Bagaimana menurutmu jika Tuhan mengijinkan manusia tahu kapan ia harus mati? Apa semua akan baik-baik saja?

Saya masih menatap heran layar handphone dan membaca ulang pesan itu. Saya bingung, akan saya jawab bagaimana? Adalah teman saya yang selalu melontarkan pertanyaan macam-macam. Pertanyaannya sering membuat saya bingung, ia terlalu terobsesi dengan takdir manusia. Tentu pertanyaan itu tak akan terjawab dengan pasti. Toh yang ditanyakan justru yang tak terjadi. Tapi bagaimana? Harus saya jawab apa?

Semua orang akan membual, merasa paling tahu soal itu. Paling tragis jadwal kematian akan dijual dengan harga murah.

Akhirnya saya balas sekenanya. Tentu saja itu adalah jawaban paling akhir dalam kepala saya. Tanpa banyak berpikir, saya letakkan handphone di atas meja dan bersiap kerja sebelum suara bising kendaraan semakin memekakkan telinga.
Dalam perjalanan menuju kantor, saat sedang duduk di kereta, lagi-lagi handphone saya bergetar. Saya lihat ternyata dari orang yang sama, saya menghela napas, kali ini apa lagi?

Benar. Mungkin juga tak akan ada lagi kepercayaan. Ah, tapi bagaimana jika ada segelintir orang yang tahu tanda-tanda orang akan mati? Kamu percaya?

Sungguh konyol, pertanyaan-pertanyaan yang selalu membuat saya berpikir keras. Saya rebahkan kepala di bangku kereta. Handphone saya matikan dan memasukkannya ke dalam celana. Pesan itu akan saya jawab nanti selepas pulang kerja. Terlalu berat untuk dijawab di atas kereta.

Saya sampai di kantor tepat pukul delapan pagi. Hari ini saya kurang beruntung, kereta telat lima menit, yang itu artinya saya hampir telat. Tak seperti biasanya kantor hari ini sepi. Saya heran, lalu menengok tanggal dan jam di arloji saya. Hari ini tanggal dua puluh enam bulan delapan. Untuk memastikan saya hidupkan handphone dan langsung membuka opsi kalender. Benar saja hari ini senin, hari kerja. Tapi kok kantor sepi? Ke mana orang-orang ini? Saya celingak-celinguk, kantor sepi. Tak ada satpam, tak ada penerima tamu. Lantas  saya duduk di sofa tunggu dekat resepsionis. Saya baru sadar, koran hari ini juga tak ada. Di meja hanya tergeletak koran kemarin. Dalam kebingungan, saya usap layar handphone saya yang kemudian saya tahu penuh dengan  pesan masuk.

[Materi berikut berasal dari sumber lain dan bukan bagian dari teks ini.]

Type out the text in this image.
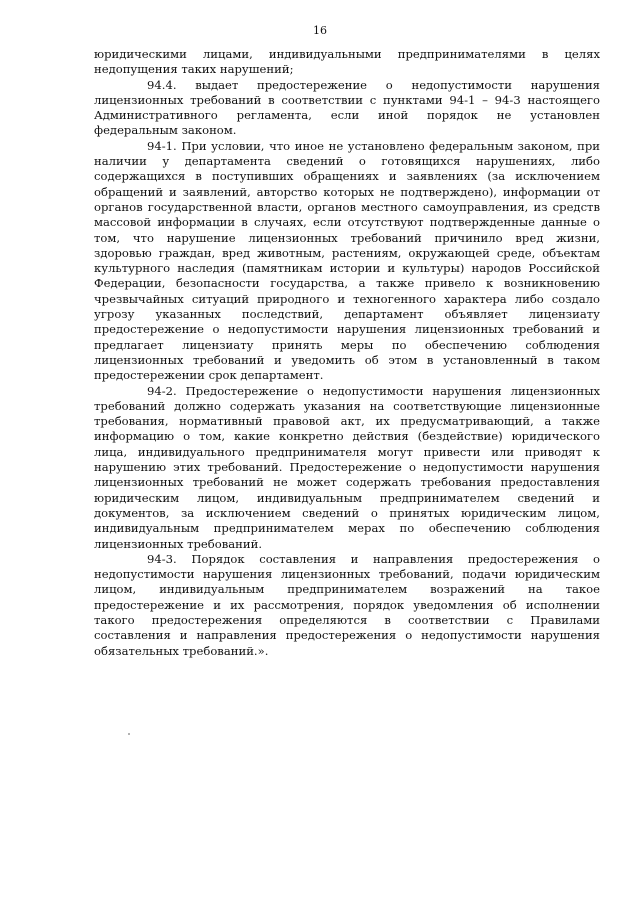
16
юридическими лицами, индивидуальными предпринимателями в целях
недопущения таких нарушений;
94.4. выдает предостережение о недопустимости нарушения
лицензионных требований в соответствии с пунктами 94-1 – 94-3 настоящего
Административного регламента, если иной порядок не установлен
федеральным законом.
94-1. При условии, что иное не установлено федеральным законом, при
наличии у департамента сведений о готовящихся нарушениях, либо
содержащихся в поступивших обращениях и заявлениях (за исключением
обращений и заявлений, авторство которых не подтверждено), информации от
органов государственной власти, органов местного самоуправления, из средств
массовой информации в случаях, если отсутствуют подтвержденные данные о
том, что нарушение лицензионных требований причинило вред жизни,
здоровью граждан, вред животным, растениям, окружающей среде, объектам
культурного наследия (памятникам истории и культуры) народов Российской
Федерации, безопасности государства, а также привело к возникновению
чрезвычайных ситуаций природного и техногенного характера либо создало
угрозу указанных последствий, департамент объявляет лицензиату
предостережение о недопустимости нарушения лицензионных требований и
предлагает лицензиату принять меры по обеспечению соблюдения
лицензионных требований и уведомить об этом в установленный в таком
предостережении срок департамент.
94-2. Предостережение о недопустимости нарушения лицензионных
требований должно содержать указания на соответствующие лицензионные
требования, нормативный правовой акт, их предусматривающий, а также
информацию о том, какие конкретно действия (бездействие) юридического
лица, индивидуального предпринимателя могут привести или приводят к
нарушению этих требований. Предостережение о недопустимости нарушения
лицензионных требований не может содержать требования предоставления
юридическим лицом, индивидуальным предпринимателем сведений и
документов, за исключением сведений о принятых юридическим лицом,
индивидуальным предпринимателем мерах по обеспечению соблюдения
лицензионных требований.
94-3. Порядок составления и направления предостережения о
недопустимости нарушения лицензионных требований, подачи юридическим
лицом, индивидуальным предпринимателем возражений на такое
предостережение и их рассмотрения, порядок уведомления об исполнении
такого предостережения определяются в соответствии с Правилами
составления и направления предостережения о недопустимости нарушения
обязательных требований.».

Dan benar, banyak pesan yang masuk, beberapa dari teman saya yang selalu bertanya aneh-aneh itu dan beberapa lagi dari teman kantor saya. Nah, ini dia yang akan menjawab mengapa kantor sepi.


Jangan masuk kantor! Ada kabar Istri Bos mati, langsung ke rumahnya.

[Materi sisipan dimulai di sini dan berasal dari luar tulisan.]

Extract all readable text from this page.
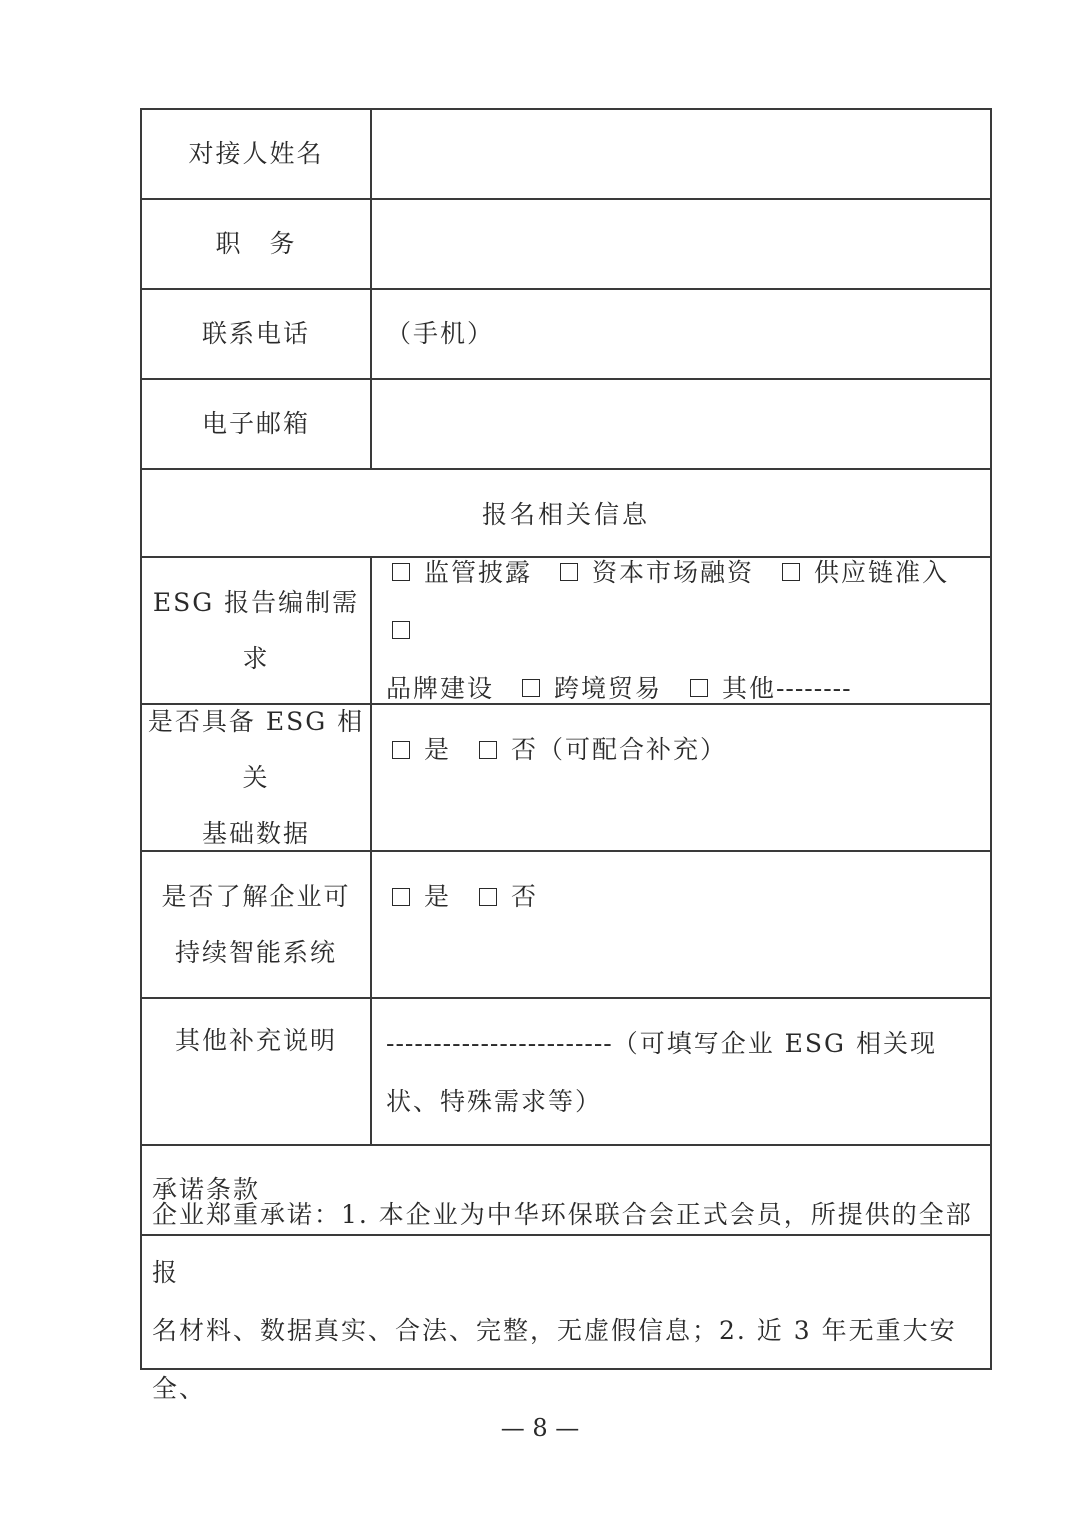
对接人姓名
职　务
联系电话	（手机）
电子邮箱
报名相关信息
ESG 报告编制需求
监管披露 资本市场融资 供应链准入
品牌建设 跨境贸易 其他--------
是否具备 ESG 相关
基础数据
是 否（可配合补充）
是否了解企业可
持续智能系统
是 否
其他补充说明	------------------------（可填写企业 ESG 相关现
状、特殊需求等）
承诺条款
企业郑重承诺：1. 本企业为中华环保联合会正式会员，所提供的全部报
名材料、数据真实、合法、完整，无虚假信息；2. 近 3 年无重大安全、
— 8 —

Bro, ada kabar si Bos mati, langsung ke rumahnya...
Anak si Bos yang pertama mati uy, langsung ke rumah duka!

Assalamualaikum, telah berpulang mertua dari Bos. Diharap para pegawai dari mulai rendahan sampai atasan langsung menuju rumah duka.

Bro kantor libur! Langsung kafe biasa...

Astaga. Kenapa pesan-pesan selalu membuat saya linglung? Siapa sebenarnya yang mati? Pesan-pesan itu mengabarkan ada yang mati, tapi siapa yang pasti? Kenapa setiap pesan berdeda-beda? Saya bingung harus melakukan apa. Pembaca yang baik, dalam keadaan begini Anda tahu saya harus bagaimana?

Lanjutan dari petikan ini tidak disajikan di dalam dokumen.